Vicky Jeudy - Janae Watson

Vicky Jeudy says she knows that she could be any of the characters imprisoned at Litchfield prison but for different choices, and a little bit of luck.  “But for the grace of God go I," she says. "We all makes mistakes and the characters on the show weren’t lucky enough to get a second chance.”  Janae’s backstory, explored in Season 1, shows that anyone can end up in prison.  “Janae just made some bad choices,” says Jeudy.  The character lands herself in the federal penitentiary after getting mixed up with a bad crowd during college after getting into school on a full track and field scholarship.

 

Adrienne Moore - Black Cindy

Adrienne Moore  says that the show has opened many eyes to the problem of mass incarceration, particularly in communities of color.  “In the beginning, all of that was sort of this distant idea and thing you heard about and things that you would watch on television.

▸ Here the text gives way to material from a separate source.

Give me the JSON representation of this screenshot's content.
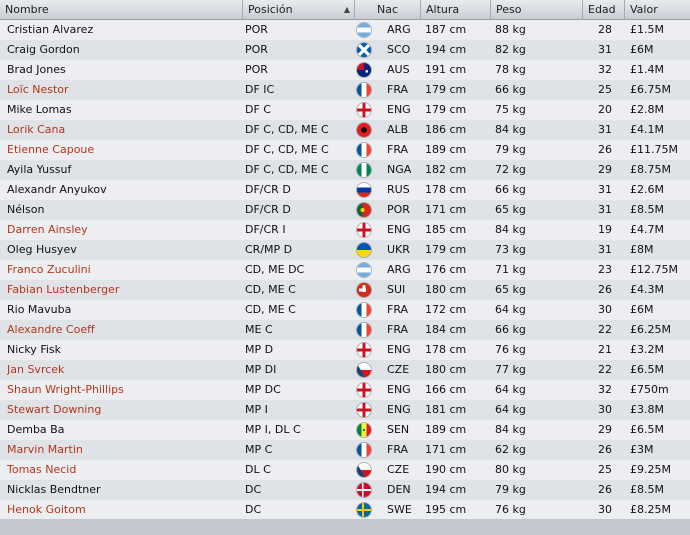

But having the show and having a different bird’s eye view has made it more intimate and more visceral and it’s made me more sensitive to the whole process.”

Moore says that figuring out what made her character tick comes from her love of people watching.  “I was always a people watcher.  I think that you have to look at it in terms of people who I grew up around.  They all have this depth.  It’s a microcosm of the larger part of the world.  These people are just like you and me.”

The women in Litchfield are just like the rest of us says Moore, “We have our emotions and our feelings and our dreams and in the pursuit of wanting that thing we did something that landed us in prison.  And through that process we are learning even more things through the people on the show that we interact with.”

Black Cindy is often compared to Taystee but she has her own things going on.  Moore says, “Black Cindy is like a big sister to Taystee.  As we progress through Season 2, you’ll see the friendships between the black women on the show do have a big impact on the outcome of the entire season because it impacts all of the communities in the prison.”